En ce qui concerne la production, le grand changement a été de remplacer l’ancienne petite colonne Egrott à seulement 6 plateaux par une plus moderne et plus grande fabriquée au Brésil, entièrement en cuivre avec 12 plateaux de déchiquetage et 4 plateaux de concentration. L’eau-de-vie est extraite entre 65° et 75°, bien que la colonne puisse atteindre un degré d’alcool plus élevé, ils préfèrent l’extraire à ce degré, très à la manière du rhum agricole français. C’est une colonne basée et conçue sur le système de l’ancienne colonne Egrott. Ils voulaient absolument maintenir leur type de rhum sans de grandes différences. Mais aujourd’hui, la qualité du rhum Aldea a considérablement augmenté grâce au travail remarquable de l’entreprise.
Aldea distille 10 heures par jour pendant la récolte, la capacité de l’alambic est de 800 litres et le rendement par heure est d’environ 80 litres, ce qui permet d’obtenir 800 litres d’eau-de-vie par jour. Environ 300 000 litres d’eau-de-vie sont produits chaque année et il existe une grande demande pour le « white » non vieilli et très alcoolisé. Cette année, en raison des conditions de récolte, 24 000 litres ont été fermentés avec une cuve de fermentation supplémentaire.
Un vieillissement en solera
Les rhums Aldea sont vieillis en utilisant un système de Solera, ce qui signifie que les fûts sont empilés les uns sur les autres, les plus anciens en bas et les plus récents en haut. Les rhums sont continuellement mélangés à mesure qu’ils vieillissent, ce qui contribue à créer une cohérence de saveur au fil du temps. La distillerie utilise une variété de types de fûts pour le vieillissement, notamment des fûts de chêne américain et européen, ainsi que des fûts de sherry et de vins locaux, ce qui ajoute une dimension complexe à leurs rhums.

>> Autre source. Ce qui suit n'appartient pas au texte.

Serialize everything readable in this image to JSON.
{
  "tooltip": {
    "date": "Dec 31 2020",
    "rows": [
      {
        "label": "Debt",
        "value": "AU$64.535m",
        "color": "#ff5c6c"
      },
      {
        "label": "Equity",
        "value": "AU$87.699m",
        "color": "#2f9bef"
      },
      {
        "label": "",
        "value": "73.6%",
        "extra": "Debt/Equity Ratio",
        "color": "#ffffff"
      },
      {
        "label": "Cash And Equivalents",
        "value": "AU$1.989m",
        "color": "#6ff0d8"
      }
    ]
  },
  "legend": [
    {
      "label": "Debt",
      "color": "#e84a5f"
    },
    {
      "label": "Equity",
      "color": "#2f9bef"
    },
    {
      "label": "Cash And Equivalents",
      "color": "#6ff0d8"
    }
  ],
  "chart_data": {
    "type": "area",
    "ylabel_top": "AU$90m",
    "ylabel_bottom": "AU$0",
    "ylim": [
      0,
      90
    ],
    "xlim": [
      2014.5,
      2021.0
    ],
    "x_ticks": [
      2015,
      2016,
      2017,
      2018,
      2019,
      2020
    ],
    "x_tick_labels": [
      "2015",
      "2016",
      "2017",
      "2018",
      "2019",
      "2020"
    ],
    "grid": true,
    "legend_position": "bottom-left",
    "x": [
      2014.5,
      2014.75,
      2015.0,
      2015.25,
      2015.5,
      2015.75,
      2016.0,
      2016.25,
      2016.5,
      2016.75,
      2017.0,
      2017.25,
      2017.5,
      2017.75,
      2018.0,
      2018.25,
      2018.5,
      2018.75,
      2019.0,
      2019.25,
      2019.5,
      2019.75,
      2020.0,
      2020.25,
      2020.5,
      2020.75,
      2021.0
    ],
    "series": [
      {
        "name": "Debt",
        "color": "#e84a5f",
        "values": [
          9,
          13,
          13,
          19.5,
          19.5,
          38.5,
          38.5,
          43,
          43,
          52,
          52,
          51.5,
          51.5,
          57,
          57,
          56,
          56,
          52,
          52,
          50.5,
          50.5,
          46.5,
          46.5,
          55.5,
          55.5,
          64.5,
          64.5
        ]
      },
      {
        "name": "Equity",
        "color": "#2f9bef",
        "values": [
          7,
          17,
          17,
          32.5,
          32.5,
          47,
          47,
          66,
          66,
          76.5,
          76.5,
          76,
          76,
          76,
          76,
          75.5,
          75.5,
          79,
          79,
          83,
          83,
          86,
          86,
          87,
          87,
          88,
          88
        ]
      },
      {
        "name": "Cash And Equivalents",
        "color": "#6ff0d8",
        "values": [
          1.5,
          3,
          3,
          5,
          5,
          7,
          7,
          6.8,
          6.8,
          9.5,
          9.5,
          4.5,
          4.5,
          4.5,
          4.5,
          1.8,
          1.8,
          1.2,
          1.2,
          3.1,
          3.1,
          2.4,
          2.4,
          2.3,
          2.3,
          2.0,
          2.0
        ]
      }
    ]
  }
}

Les rhums Aldea sont réputés pour leur douceur et leur complexité, avec des arômes et des saveurs qui évoquent le terroir unique de l’île de La Palma. Ils sont disponibles dans une gamme de styles, du blanc non vieilli aux rhums vieillis en passant par des éditions spéciales et limitées.

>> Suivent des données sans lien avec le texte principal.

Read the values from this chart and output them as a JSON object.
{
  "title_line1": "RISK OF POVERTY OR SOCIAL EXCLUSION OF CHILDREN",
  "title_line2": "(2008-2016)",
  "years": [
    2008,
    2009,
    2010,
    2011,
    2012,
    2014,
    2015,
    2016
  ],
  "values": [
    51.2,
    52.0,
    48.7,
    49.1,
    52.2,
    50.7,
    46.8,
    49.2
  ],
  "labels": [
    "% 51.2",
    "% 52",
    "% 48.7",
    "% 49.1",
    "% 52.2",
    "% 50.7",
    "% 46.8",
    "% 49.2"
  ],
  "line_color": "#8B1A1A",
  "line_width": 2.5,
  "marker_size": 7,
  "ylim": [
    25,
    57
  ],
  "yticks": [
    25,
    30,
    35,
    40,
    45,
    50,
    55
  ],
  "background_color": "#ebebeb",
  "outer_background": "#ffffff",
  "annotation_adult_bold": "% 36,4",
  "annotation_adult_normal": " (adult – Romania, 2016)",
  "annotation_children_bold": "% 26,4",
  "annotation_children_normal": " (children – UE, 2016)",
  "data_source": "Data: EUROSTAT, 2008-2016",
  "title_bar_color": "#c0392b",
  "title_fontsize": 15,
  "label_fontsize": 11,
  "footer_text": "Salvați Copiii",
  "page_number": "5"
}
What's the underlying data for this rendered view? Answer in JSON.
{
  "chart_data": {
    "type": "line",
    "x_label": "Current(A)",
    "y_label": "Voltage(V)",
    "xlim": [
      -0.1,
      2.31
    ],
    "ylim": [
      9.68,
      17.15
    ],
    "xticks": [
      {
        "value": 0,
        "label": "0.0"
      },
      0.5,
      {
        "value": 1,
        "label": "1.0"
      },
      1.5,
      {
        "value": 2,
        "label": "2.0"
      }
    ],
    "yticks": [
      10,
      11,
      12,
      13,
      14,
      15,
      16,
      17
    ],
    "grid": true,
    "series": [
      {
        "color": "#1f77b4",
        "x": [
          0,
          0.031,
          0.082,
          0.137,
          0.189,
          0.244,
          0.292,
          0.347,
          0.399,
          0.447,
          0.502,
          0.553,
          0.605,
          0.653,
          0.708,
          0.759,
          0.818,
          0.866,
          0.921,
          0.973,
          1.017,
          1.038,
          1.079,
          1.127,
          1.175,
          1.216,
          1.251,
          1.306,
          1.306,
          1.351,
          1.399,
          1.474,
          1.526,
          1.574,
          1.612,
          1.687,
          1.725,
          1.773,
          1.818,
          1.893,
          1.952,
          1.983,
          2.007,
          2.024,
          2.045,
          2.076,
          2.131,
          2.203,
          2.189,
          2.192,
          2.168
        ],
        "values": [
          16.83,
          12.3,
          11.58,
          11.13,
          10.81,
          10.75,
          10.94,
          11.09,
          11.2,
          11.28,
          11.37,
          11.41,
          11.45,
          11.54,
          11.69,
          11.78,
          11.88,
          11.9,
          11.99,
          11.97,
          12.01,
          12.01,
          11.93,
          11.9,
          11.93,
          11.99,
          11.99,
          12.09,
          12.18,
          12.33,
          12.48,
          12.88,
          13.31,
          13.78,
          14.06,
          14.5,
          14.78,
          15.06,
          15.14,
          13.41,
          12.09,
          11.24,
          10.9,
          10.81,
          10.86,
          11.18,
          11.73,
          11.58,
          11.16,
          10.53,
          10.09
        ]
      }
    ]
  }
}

Une distillerie tournée vers l’avenir
L’entreprise Aldea est fortement impliquée dans la promotion du rhum des Canaries et de l’île de La Palma en particulier. Ils participent à des événements nationaux et internationaux pour faire connaître leurs produits et leur patrimoine rhumier. Jose Quevedo est passionné par son métier et est un défenseur du rhum canarien. Il convient de noter que l’industrie du rhum est en constante évolution, et Aldea a su s’adapter aux tendances actuelles en matière de production et de marketing du rhum. Ils ont investi dans l’amélioration de leurs installations, l’expansion de leur gamme de produits et la promotion de leur marque sur le marché national et international. Ainsi, la distillerie Aldea a réussi à se positionner comme l’un des producteurs de rhum les plus respectés et reconnus des Canaries et d’Espagne.
Je vous invite à déguster les rhums Aldea si vous en avez l’occasion, car ils offrent une expérience unique et authentique du terroir de l’île de La Palma et de l’artisanat rhumier des Canaries.